Consider potty training.* My friend’s son has advanced remarkably, learning to use the toilet on his own initiative. Except it only works when he’s pantsless. Put pants on him, and those pants are going to wind up soaked in pee. I think most of us will experience some version of this: when you know your kids are capable of using the toilet, but they have accidents because it’s too much trouble to go, or they’re having too much fun playing and don’t want to stop, or they read Stephen King’s “The Moving Finger” and are terrified of the bathroom. (Wait, that last one is me.)

My friend wants to gently motivate her son to give some extra effort, but doesn’t want to use external rewards like stickers or M&Ms. So I suggested something that has worked for us –  internalizing the cost of accidents. It’s very much in the realm of “natural consequences,” and isn’t judgmental. When my 5 year old pees in her pants, I say, “OK, it happens sometimes. Now take off your pants and I’ll get you a towel to clean up the floor.” You don’t have to yell and scream, you don’t have to inflict a punishment or dangle a reward. But making a child bear more of the cost can provide enough motivation to make pulling down their pants, pausing their video game, or excusing themselves from the party worth it. After all, wiping up a puddle of urine is much less pleasant and takes longer than just using the toilet in the first place.

Meanwhile, making sure that kids start handling the less wonderful aspects of living helps keep us parents energized. Because after a while, handling 100% of someone else’s costs will wear you out. (See my post about burning out on AP.) Some days I’m feeling so overwhelmed by the mountain of household duties before me, and I can’t tell you how rejuvenating it is to see my 9 year old put away her own laundry and take a shower with no intervention on my part! I feel much less resentful of the burdens I have to help them with when they start shouldering the jobs they can easily handle.

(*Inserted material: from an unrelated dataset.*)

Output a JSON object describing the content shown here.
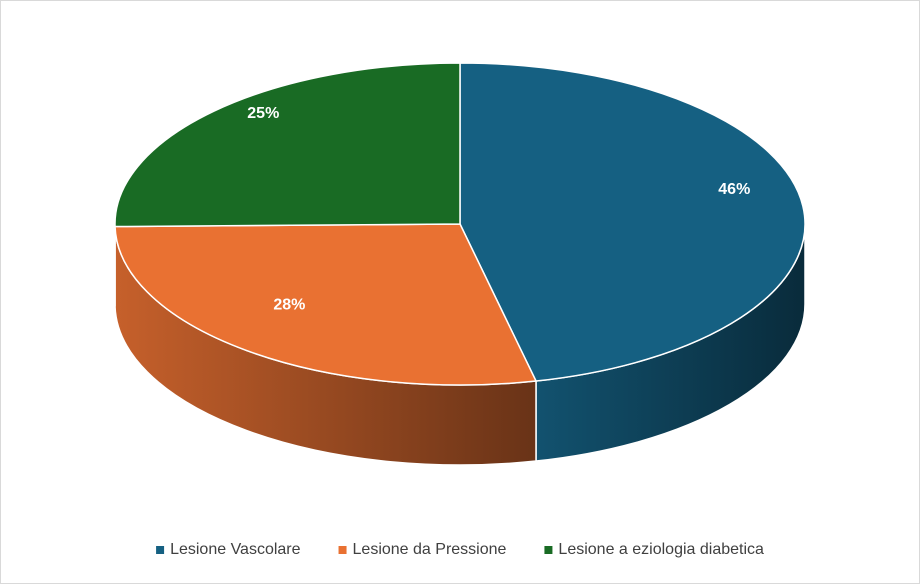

So maybe it’s worthwhile to stop thinking so much in terms of motivation and consequences, never mind manipulation and punishment, and look at parenting from a bit of an economics perspective. Just like they do in big business, externalities can distort the give and take between us and create a bad atmosphere. Internalize those costs, and you’re helping everyone in the equation.

*I use this term in the same sense as continuing education or vocational training, not teaching a dog to sit. If you’re more comfortable with “potty learning,” go for it.